Share: Pregnancy & Infant Loss Support offers support groups in most U.S. states. Find faith-based support and resources at Early Pregnancy Loss Association, Fertility for Colored Girls, M.E.N.D. (Mommies Enduring Neonatal Death), Project Pomegranate, and Still Remembered.

Request to download a free copy of Rainbows and Redemptions: Encouragement for the Journey of Pregnancy After Loss, a devotional guide written by ten American and Canadian women. Project Pomegranate posted a Father’s Day prayer that includes men who long to be fathers. The website Grief Watch sells books, pamphlets, and cards about men and grief.

Catholic Miscarriage Support offers practical advice specific to stillbirth so that families can honor and process this sad but important event. It also suggests resources for bereaved fathers.
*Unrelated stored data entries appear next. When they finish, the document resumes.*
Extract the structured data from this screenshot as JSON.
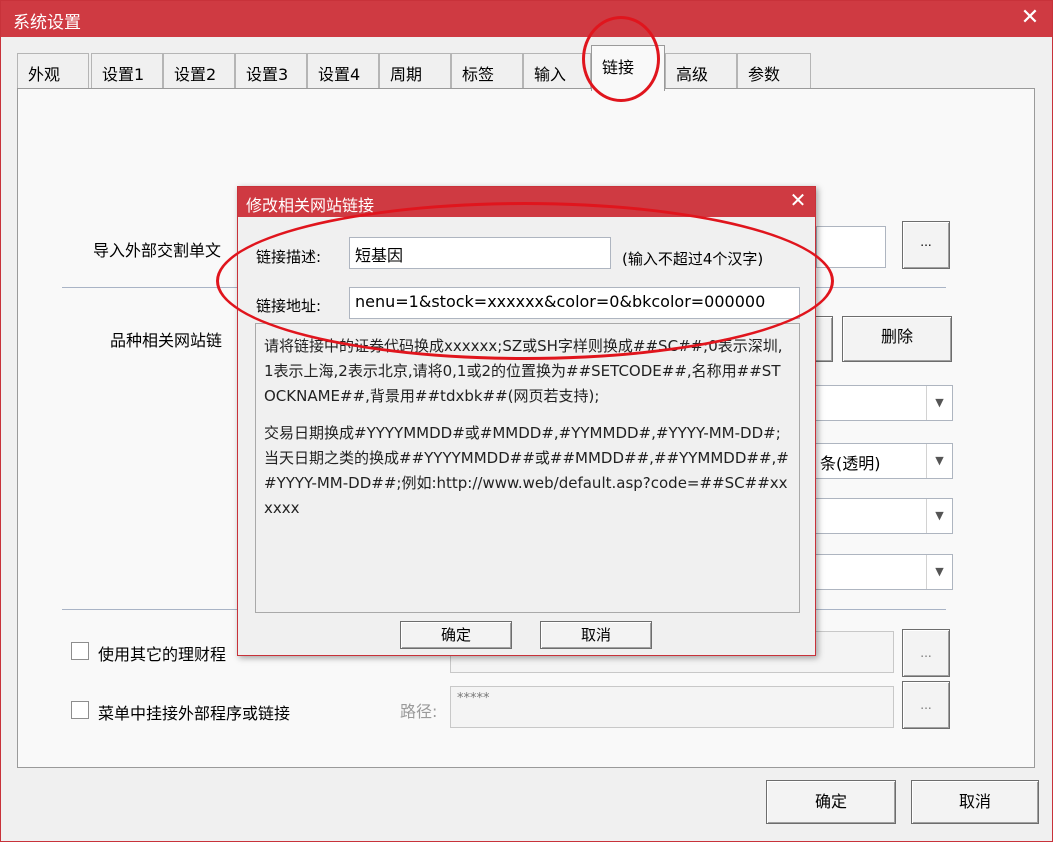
{
  "window": {
    "title": "系统设置",
    "close_glyph": "✕"
  },
  "tabs": [
    {
      "label": "外观"
    },
    {
      "label": "设置1"
    },
    {
      "label": "设置2"
    },
    {
      "label": "设置3"
    },
    {
      "label": "设置4"
    },
    {
      "label": "周期"
    },
    {
      "label": "标签"
    },
    {
      "label": "输入"
    },
    {
      "label": "链接",
      "active": true
    },
    {
      "label": "高级"
    },
    {
      "label": "参数"
    }
  ],
  "panel": {
    "import_label": "导入外部交割单文",
    "browse_glyph": "...",
    "site_link_label": "品种相关网站链",
    "delete_label": "删除",
    "combo2_value": "条(透明)",
    "use_other_label": "使用其它的理财程",
    "menu_external_label": "菜单中挂接外部程序或链接",
    "path_label": "路径:",
    "path_placeholder": "*****",
    "ok_label": "确定",
    "cancel_label": "取消"
  },
  "dialog": {
    "title": "修改相关网站链接",
    "close_glyph": "✕",
    "desc_label": "链接描述:",
    "desc_value": "短基因",
    "desc_hint": "(输入不超过4个汉字)",
    "addr_label": "链接地址:",
    "addr_value": "nenu=1&stock=xxxxxx&color=0&bkcolor=000000",
    "note_p1": "请将链接中的证券代码换成xxxxxx;SZ或SH字样则换成##SC##;0表示深圳,1表示上海,2表示北京,请将0,1或2的位置换为##SETCODE##,名称用##STOCKNAME##,背景用##tdxbk##(网页若支持);",
    "note_p2": "交易日期换成#YYYYMMDD#或#MMDD#,#YYMMDD#,#YYYY-MM-DD#;当天日期之类的换成##YYYYMMDD##或##MMDD##,##YYMMDD##,##YYYY-MM-DD##;例如:http://www.web/default.asp?code=##SC##xxxxxx",
    "ok_label": "确定",
    "cancel_label": "取消"
  },
  "colors": {
    "title_bar": "#cf3a42",
    "annotation": "#e0151d"
  }
}
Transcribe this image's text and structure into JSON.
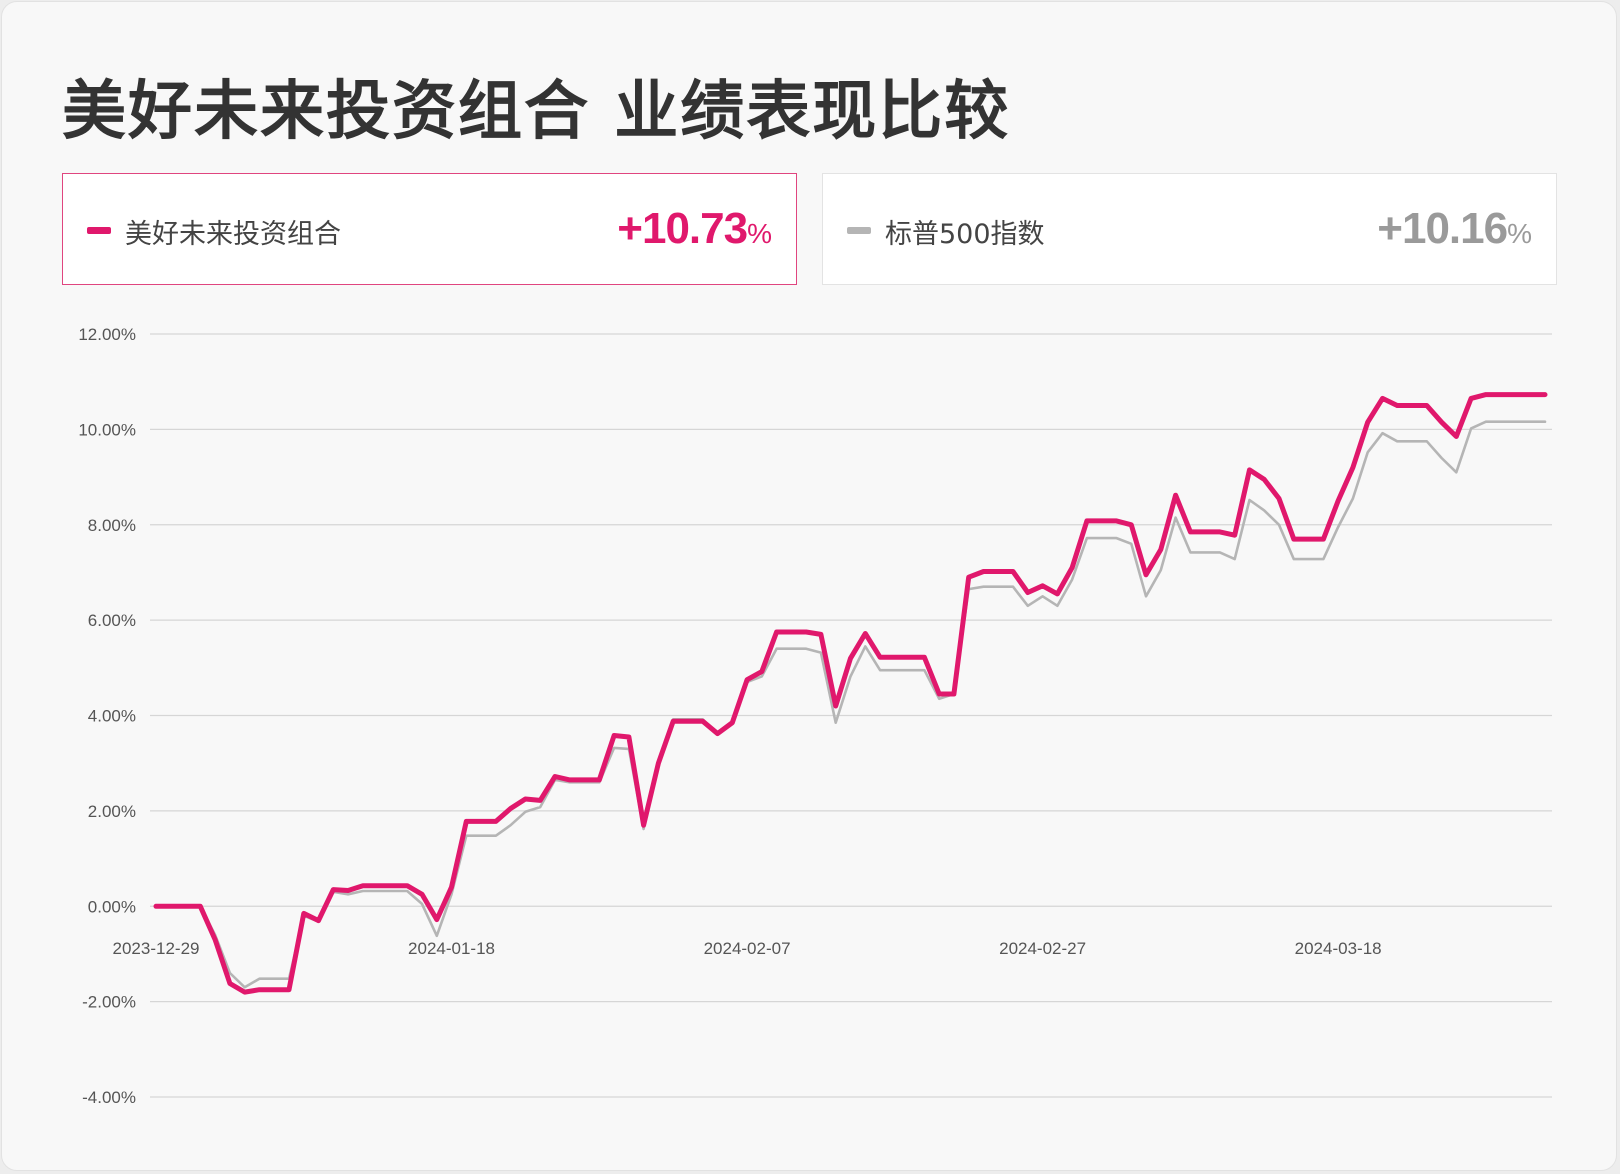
{
  "title": "美好未来投资组合 业绩表现比较",
  "legend": [
    {
      "label": "美好未来投资组合",
      "value": "+10.73",
      "unit": "%",
      "color": "#e0186c"
    },
    {
      "label": "标普500指数",
      "value": "+10.16",
      "unit": "%",
      "color": "#b5b5b5"
    }
  ],
  "chart_data": {
    "type": "line",
    "title": "美好未来投资组合 业绩表现比较",
    "xlabel": "",
    "ylabel": "",
    "ylim": [
      -4,
      12
    ],
    "yticks": [
      -4,
      -2,
      0,
      2,
      4,
      6,
      8,
      10,
      12
    ],
    "ytick_labels": [
      "-4.00%",
      "-2.00%",
      "0.00%",
      "2.00%",
      "4.00%",
      "6.00%",
      "8.00%",
      "10.00%",
      "12.00%"
    ],
    "xlim": [
      "2023-12-29",
      "2024-04-01"
    ],
    "xticks": [
      "2023-12-29",
      "2024-01-18",
      "2024-02-07",
      "2024-02-27",
      "2024-03-18"
    ],
    "grid": true,
    "x": [
      "2023-12-29",
      "2023-12-30",
      "2023-12-31",
      "2024-01-01",
      "2024-01-02",
      "2024-01-03",
      "2024-01-04",
      "2024-01-05",
      "2024-01-06",
      "2024-01-07",
      "2024-01-08",
      "2024-01-09",
      "2024-01-10",
      "2024-01-11",
      "2024-01-12",
      "2024-01-13",
      "2024-01-14",
      "2024-01-15",
      "2024-01-16",
      "2024-01-17",
      "2024-01-18",
      "2024-01-19",
      "2024-01-20",
      "2024-01-21",
      "2024-01-22",
      "2024-01-23",
      "2024-01-24",
      "2024-01-25",
      "2024-01-26",
      "2024-01-27",
      "2024-01-28",
      "2024-01-29",
      "2024-01-30",
      "2024-01-31",
      "2024-02-01",
      "2024-02-02",
      "2024-02-03",
      "2024-02-04",
      "2024-02-05",
      "2024-02-06",
      "2024-02-07",
      "2024-02-08",
      "2024-02-09",
      "2024-02-10",
      "2024-02-11",
      "2024-02-12",
      "2024-02-13",
      "2024-02-14",
      "2024-02-15",
      "2024-02-16",
      "2024-02-17",
      "2024-02-18",
      "2024-02-19",
      "2024-02-20",
      "2024-02-21",
      "2024-02-22",
      "2024-02-23",
      "2024-02-24",
      "2024-02-25",
      "2024-02-26",
      "2024-02-27",
      "2024-02-28",
      "2024-02-29",
      "2024-03-01",
      "2024-03-02",
      "2024-03-03",
      "2024-03-04",
      "2024-03-05",
      "2024-03-06",
      "2024-03-07",
      "2024-03-08",
      "2024-03-09",
      "2024-03-10",
      "2024-03-11",
      "2024-03-12",
      "2024-03-13",
      "2024-03-14",
      "2024-03-15",
      "2024-03-16",
      "2024-03-17",
      "2024-03-18",
      "2024-03-19",
      "2024-03-20",
      "2024-03-21",
      "2024-03-22",
      "2024-03-23",
      "2024-03-24",
      "2024-03-25",
      "2024-03-26",
      "2024-03-27",
      "2024-03-28",
      "2024-03-29",
      "2024-03-30",
      "2024-03-31",
      "2024-04-01"
    ],
    "series": [
      {
        "name": "美好未来投资组合",
        "color": "#e0186c",
        "values": [
          0,
          0,
          0,
          0,
          -0.7,
          -1.62,
          -1.8,
          -1.75,
          -1.75,
          -1.75,
          -0.15,
          -0.3,
          0.35,
          0.33,
          0.43,
          0.43,
          0.43,
          0.43,
          0.25,
          -0.28,
          0.4,
          1.78,
          1.78,
          1.78,
          2.05,
          2.25,
          2.22,
          2.72,
          2.65,
          2.65,
          2.65,
          3.58,
          3.55,
          1.7,
          3.0,
          3.88,
          3.88,
          3.88,
          3.62,
          3.85,
          4.75,
          4.92,
          5.75,
          5.75,
          5.75,
          5.7,
          4.2,
          5.2,
          5.72,
          5.22,
          5.22,
          5.22,
          5.22,
          4.45,
          4.45,
          6.9,
          7.02,
          7.02,
          7.02,
          6.58,
          6.72,
          6.55,
          7.1,
          8.08,
          8.08,
          8.08,
          8.0,
          6.95,
          7.48,
          8.62,
          7.85,
          7.85,
          7.85,
          7.78,
          9.15,
          8.95,
          8.55,
          7.7,
          7.7,
          7.7,
          8.5,
          9.2,
          10.15,
          10.65,
          10.5,
          10.5,
          10.5,
          10.15,
          9.85,
          10.65,
          10.73,
          10.73,
          10.73,
          10.73,
          10.73
        ]
      },
      {
        "name": "标普500指数",
        "color": "#b5b5b5",
        "values": [
          0,
          0,
          0,
          0,
          -0.6,
          -1.4,
          -1.7,
          -1.52,
          -1.52,
          -1.52,
          -0.2,
          -0.32,
          0.3,
          0.25,
          0.32,
          0.32,
          0.32,
          0.32,
          0.05,
          -0.62,
          0.25,
          1.48,
          1.48,
          1.48,
          1.7,
          1.98,
          2.08,
          2.65,
          2.6,
          2.6,
          2.6,
          3.32,
          3.3,
          1.62,
          2.98,
          3.92,
          3.92,
          3.92,
          3.6,
          3.85,
          4.7,
          4.82,
          5.4,
          5.4,
          5.4,
          5.32,
          3.85,
          4.82,
          5.45,
          4.95,
          4.95,
          4.95,
          4.95,
          4.35,
          4.45,
          6.65,
          6.7,
          6.7,
          6.7,
          6.3,
          6.5,
          6.3,
          6.85,
          7.72,
          7.72,
          7.72,
          7.6,
          6.5,
          7.05,
          8.15,
          7.42,
          7.42,
          7.42,
          7.28,
          8.52,
          8.3,
          8.0,
          7.28,
          7.28,
          7.28,
          7.95,
          8.55,
          9.52,
          9.92,
          9.75,
          9.75,
          9.75,
          9.4,
          9.1,
          10.02,
          10.16,
          10.16,
          10.16,
          10.16,
          10.16
        ]
      }
    ]
  }
}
Be Not Afraid is a ministry that supports couples who receive a difficult prenatal diagnosis but decide to carry the baby to full term.

START A DISCUSSION

Feel free to print and distribute this story at your staff, board, pastoral care, adult education, or worship committee meeting. These questions will help people start a conversation about dealing with infertility and reproductive loss:

  • Have you heard about congregants who experience infertility, miscarriage, stillbirth, infant death, or other pregnancy losses? How have you responded?
  • How often and in what ways does your church mention, acknowledge, or seek to heal these losses?
  • What first steps might your church or ministry take to become more informed about how pregnancy loss influences faith, worship, and life?